Clearly, this protects people who stumble across images they did not intend to view (though for child pornography, how likely is this, really?). However, child pornography laws were first created in the 1970s for the distinct purpose of protecting the actual children (defined as anyone under 18 in 1984 through that year's Child Protection Act) involved in making the materials. It wasn't until 1990, in the case Osborne v. Ohio, that the high courts ruled a state could punish someone for "possessing" the images. The justification of this law was that making it illegal to possess images would decrease the market for them, and thus protect children.

However, as the internet became more established, it was clear that the laws related to child pornography were by no means designed to deal with images distributed electronically. Additionally, there have been several legal battles to define what child pornography actually is. Since earlier laws were written to protect children, what if a person created an image that only looked like a child engaging in sexual acts (using computerized image construction), but in reality no child was actually used in creating the image? With all the programs out there, this is a pretty easy thing to accomplish.

Currently, the courts go back and forth as to whether creating images of child pornography without actually using children is legal. To my knowledge, the legality of childless child pornography is "winning" in most cases, thanks to a Supreme Court ruling in 2002.

Other problems arise in the enforcement of child pornography laws. With the international accessibility of the internet, the United States needs to acknowledge that not all countries have child pornography laws, and even those that do have varying ages of consent and definitions of a "minor." In fact, according to this study, most countries have NO child pornography laws. How can the US uphold its rules about making and possessing child pornography now if it (A) can be made legally in many other countries -- or virtually through computer-generated images, and (B) be accessed online without penalty, as long as the images are not saved or purchased? It's a surprising dilemma.

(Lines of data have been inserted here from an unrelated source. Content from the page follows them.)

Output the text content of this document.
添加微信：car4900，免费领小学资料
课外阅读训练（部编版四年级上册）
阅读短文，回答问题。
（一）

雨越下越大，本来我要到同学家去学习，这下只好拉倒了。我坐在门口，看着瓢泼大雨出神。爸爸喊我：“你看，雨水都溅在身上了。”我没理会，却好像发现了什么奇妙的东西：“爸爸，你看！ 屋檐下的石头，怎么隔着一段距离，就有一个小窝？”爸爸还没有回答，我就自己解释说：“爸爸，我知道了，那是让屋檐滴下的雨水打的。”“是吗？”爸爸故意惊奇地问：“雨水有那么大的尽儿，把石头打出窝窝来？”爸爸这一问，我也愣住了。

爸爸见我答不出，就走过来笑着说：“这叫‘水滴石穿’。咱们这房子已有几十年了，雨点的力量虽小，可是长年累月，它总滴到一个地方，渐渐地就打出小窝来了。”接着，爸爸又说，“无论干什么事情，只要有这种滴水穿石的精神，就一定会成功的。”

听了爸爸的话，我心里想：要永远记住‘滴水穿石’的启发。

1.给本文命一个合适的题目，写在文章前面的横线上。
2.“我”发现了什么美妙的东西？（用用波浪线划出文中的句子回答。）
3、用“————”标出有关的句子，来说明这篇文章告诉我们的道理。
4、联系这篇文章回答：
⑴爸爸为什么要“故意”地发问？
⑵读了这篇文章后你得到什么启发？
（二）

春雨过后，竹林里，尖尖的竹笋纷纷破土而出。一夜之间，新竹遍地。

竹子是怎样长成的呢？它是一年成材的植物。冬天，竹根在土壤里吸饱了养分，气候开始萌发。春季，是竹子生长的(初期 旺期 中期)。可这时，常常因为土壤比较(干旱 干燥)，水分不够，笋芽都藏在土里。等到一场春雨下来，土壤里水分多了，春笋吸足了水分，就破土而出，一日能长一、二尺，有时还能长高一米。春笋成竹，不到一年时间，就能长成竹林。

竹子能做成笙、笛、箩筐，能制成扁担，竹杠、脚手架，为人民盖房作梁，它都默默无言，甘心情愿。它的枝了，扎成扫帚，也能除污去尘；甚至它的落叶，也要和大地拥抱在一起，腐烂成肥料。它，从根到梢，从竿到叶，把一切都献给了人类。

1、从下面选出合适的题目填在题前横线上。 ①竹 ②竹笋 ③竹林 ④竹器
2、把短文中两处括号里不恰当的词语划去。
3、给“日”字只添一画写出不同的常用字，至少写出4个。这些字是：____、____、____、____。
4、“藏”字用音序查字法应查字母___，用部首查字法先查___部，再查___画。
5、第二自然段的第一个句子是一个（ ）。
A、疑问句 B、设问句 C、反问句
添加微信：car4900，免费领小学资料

What hurts the case for restricting child pornography is that there is essentially no research on the effects of its viewers. Such taboo topics need to be examined -- no matter how difficult it is to do so -- if laws restricting access to and viewing of images are to be upheld. Because right now, child pornographers are finding legitimate legal loopholes which allow them to view images. Just so long as they don't store them anywhere.

1 comment:

Triggs Shore said...

In a museum, everything is out in the open. It would seem that one would have to dig, and dig deeply for such materials, considering the laws. Do you think someone in the courts might take notice of that fact? What's the difference between that and planning any other crime? The intent to aquire the information is there.